Mezey agrees, citing her own unpublished research with stroke-induced mice, in which transplanted bone marrow cells surround injured neurons in small numbers and appear to keep them alive, possibly by secreting growth factors. "We have to figure out what these growth factors are," Mezey says.
Blau acknowledges that there is still some debate over the role of bone marrow-derived cells in the brain's response to injury. "I think that the jury's not in yet on whether bone marrow contribution to Purkinje cells is beneficial or not. It definitely happens. Why it happens we don't know," she says.
Vallieres, for example, suggests that bone marrow cells, at least in the case of fusion, may in fact be aiding the demise of injured Purkinje neurons. "This would explain why we don't see a lot of these cells in the cerebellum," he says. Hess counters that the Purkinje cells in Blau's paper do not morphologically resemble dying cells.

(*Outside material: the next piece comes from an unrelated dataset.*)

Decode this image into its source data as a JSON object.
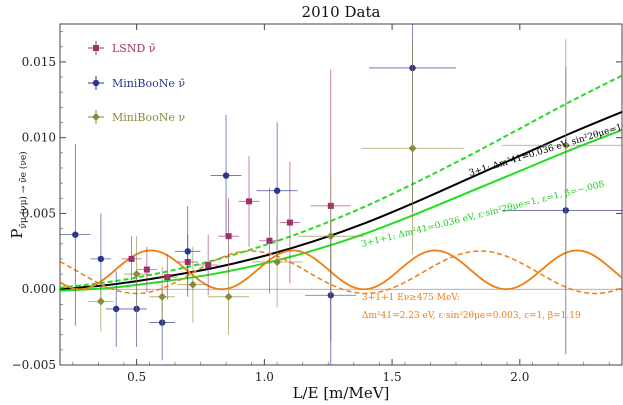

Although Vallieres doubts that bone marrow cell transplantation can be used to repair brain injuries, he is optimistic that they can be used as a vehicle for gene therapy instead. "I think bone marrow-derived cells could prove useful for treating a range of neurological injuries and disorders," he says.
Still, a fair number of researchers remain hopeful that a method to coax bone marrow stem cells to adopt a neural lineage may one day be developed. "It's very much a hot and open point of debate at this point, and I think it's going to stay that way until we get some more definitive experiments done," says the University of Florida's Scott.